10/10
Moscow Believes in Love
14 February 2007
Warning: Spoilers
It does not surprise me that this short (91 minutes) B/W movie that was made 50 years ago in the Soviet Union during the short period called "ottepel'" or "the thaw", has gained so much love and admiration among the movie lovers over the world. It is sublime and beautifully filmed. Some scenes feel like there were made way ahead of their time. Sergei Urusevsky's camera work and creative discoveries were included in the text books and widely imitated. The film tells the moving and timeless story of love destroyed by merciless war but eternally alive in the memory of a young woman. It is also the film about loyalty, memories, ability to live on when it seems there is nothing to live for; it is about forgiveness, and about hope. The film received (absolutely deservingly) the Grand Prix at Cannes Film Festival and Tatiana Samoilova was chosen as a recipient of a special award at Cannes for playing Veronika, the young girl happily in love with the best man in the world in the beginning of the movie. After separation with her beloved who went to the front, the loss of her family in the bomb ride, and the marriage to the man she never loved and only wished he never existed, she turned to the shadow of herself, she became dead inside. Her long journey to redemption, to finally accepting death of her beloved and to learning how to live with it, is a fascinating and heartbreaking one and it simply won't leave any viewer indifferent.

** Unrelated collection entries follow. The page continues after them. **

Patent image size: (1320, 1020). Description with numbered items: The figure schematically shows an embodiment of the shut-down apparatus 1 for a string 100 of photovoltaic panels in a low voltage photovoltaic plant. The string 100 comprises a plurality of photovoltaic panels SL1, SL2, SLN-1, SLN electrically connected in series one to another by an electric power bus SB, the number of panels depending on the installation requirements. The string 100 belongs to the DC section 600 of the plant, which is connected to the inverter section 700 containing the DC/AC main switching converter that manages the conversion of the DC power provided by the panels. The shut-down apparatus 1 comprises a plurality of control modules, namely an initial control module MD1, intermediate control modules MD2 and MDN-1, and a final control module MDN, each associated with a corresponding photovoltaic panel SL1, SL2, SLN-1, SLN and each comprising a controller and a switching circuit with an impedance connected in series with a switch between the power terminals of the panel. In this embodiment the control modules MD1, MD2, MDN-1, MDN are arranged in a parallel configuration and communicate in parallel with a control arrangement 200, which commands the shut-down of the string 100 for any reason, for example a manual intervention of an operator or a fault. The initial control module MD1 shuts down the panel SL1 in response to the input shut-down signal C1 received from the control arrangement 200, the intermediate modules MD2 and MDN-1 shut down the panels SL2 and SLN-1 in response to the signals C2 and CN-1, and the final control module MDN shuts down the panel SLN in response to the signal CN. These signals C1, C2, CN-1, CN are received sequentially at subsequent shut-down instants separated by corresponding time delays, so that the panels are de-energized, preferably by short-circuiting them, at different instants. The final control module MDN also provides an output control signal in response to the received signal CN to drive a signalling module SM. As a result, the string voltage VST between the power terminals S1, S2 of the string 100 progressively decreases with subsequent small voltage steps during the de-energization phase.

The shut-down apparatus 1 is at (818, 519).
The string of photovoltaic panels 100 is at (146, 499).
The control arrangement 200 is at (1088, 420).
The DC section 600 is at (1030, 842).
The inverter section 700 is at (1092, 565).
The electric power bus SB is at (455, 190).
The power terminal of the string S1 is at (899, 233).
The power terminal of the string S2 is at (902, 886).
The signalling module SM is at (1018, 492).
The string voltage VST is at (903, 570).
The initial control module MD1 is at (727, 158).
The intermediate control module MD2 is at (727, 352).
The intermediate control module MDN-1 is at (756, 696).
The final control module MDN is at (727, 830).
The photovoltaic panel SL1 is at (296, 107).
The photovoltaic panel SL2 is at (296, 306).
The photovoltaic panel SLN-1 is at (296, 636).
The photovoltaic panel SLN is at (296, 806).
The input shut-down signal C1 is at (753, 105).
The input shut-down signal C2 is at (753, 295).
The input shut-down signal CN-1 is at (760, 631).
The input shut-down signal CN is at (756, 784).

For me, the movie is very personal and dear because I was born and grew up in the city where its characters lived and were so happy in the beginning. I walked the same streets, squares, and bridges over the Moskva River. Every family in the former Soviet Union had lost at least one but often more than one family member to a combat or to the concentration camp or to the ghetto or to hunger, cold, and illnesses during WWII and my family is not exception. My mother and grandmother knew the horrors of war and never healing pain of losses not just from the movies and the books. "Cranes are Flying" speaks to me clearly and honestly and touches me very deeply. It is a masterpiece of movie making but it is a part of my life - my background, my memory, and my past.